We recently established D-Pro-Phe-Arg chloromethyl ketone (PCK) as FXIIa inhibitor in experimental stroke [11]. Mice treated with PCK immediately before the occlusion of the middle cerebral artery (MCA) developed smaller infarcts and less severe neurological deficits compared to controls. Moreover, the formation of fibrin within the infarcted brains was significantly reduced. Although PCK irreversibly inhibits the amidolytic activity of FXIIa it is not specific over FXII. Rather, PCK has been shown to block other components of the contact activation system or plasmatic coagulation cascade bearing the potential risk of undesired adverse effects [12]. Moreover, the peptidic structure and the alkylating behavior of the chloromethyl function prevent the application of PCK as oral anticoagulant. Natural anticoagulant proteins displaying anti-FXIIa activity were also reported, e.g. from leguminous plants [21], hematophagous insects [2224], helminth parasites [25] and bacteria [26]. Again, despite their proven efficacy, all these proteins were generally not selective over blood coagulation proteases.

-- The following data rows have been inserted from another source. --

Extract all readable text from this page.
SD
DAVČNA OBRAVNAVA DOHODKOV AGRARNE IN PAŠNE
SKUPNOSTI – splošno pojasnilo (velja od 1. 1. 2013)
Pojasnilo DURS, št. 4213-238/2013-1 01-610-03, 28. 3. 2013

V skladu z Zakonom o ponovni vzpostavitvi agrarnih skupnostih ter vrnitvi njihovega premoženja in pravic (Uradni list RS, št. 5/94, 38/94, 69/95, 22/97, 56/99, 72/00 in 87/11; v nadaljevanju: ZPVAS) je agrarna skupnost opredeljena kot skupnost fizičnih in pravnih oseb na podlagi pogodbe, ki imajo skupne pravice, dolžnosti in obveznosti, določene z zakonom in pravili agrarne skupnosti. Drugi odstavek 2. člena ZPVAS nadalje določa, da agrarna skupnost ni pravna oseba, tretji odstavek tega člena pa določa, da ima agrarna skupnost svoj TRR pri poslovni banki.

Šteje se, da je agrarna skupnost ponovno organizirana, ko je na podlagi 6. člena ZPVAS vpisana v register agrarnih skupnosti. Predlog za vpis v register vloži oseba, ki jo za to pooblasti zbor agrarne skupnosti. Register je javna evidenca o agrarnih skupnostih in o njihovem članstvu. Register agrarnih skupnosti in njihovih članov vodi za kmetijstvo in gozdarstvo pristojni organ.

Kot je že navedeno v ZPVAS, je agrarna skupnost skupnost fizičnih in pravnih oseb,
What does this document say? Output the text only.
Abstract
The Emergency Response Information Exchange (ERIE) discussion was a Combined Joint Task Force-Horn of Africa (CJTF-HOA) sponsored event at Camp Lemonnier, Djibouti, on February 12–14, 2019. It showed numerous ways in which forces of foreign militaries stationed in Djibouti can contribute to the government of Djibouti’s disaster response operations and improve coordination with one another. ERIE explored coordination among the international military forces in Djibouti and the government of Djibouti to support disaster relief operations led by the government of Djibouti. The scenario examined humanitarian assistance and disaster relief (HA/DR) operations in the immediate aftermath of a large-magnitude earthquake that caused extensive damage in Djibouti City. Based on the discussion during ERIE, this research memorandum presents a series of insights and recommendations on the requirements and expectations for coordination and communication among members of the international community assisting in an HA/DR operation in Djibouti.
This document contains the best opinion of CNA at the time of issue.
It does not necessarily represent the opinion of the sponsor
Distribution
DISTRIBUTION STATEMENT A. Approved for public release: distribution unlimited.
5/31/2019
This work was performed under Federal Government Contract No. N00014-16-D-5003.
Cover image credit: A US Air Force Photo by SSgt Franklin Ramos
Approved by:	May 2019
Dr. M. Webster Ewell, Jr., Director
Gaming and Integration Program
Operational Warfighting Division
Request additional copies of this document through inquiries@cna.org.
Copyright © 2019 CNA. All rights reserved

Several reasons might account for the negative results in present study. Besides "true" inefficacy of COU254 in acute experimental stroke related for example to the relatively low FXIIa inhibitory potency of COU254 compared to PCK [12] technical limitations could have been responsible. The anti-FXIIa activity of COU254 has only been established from in vitro dose-response curves so far and pharmacodynamic or pharmacokinetic data on COU254 in animals, especially rodents, are lacking. Moreover, the optimum dosage or route of application of COU254 in mice is yet unknown as is the ideal time point of administration during the course of ischemic stroke. Because human and mouse FXII share a high degree of sequence homology and the established human FXII inhibitors usually also block murine FXII [10, 11], species specific differences of COU254 mode of action between humans and rodents seem unlikely but cannot be completely ruled out.

In summary, 3-carboxamide-coumarins represent a promising new class of selective FXII inhibitors but further preclinical evaluation of these compounds in animal models is clearly needed before any firm conclusions on their antithrombotic potential can be drawn.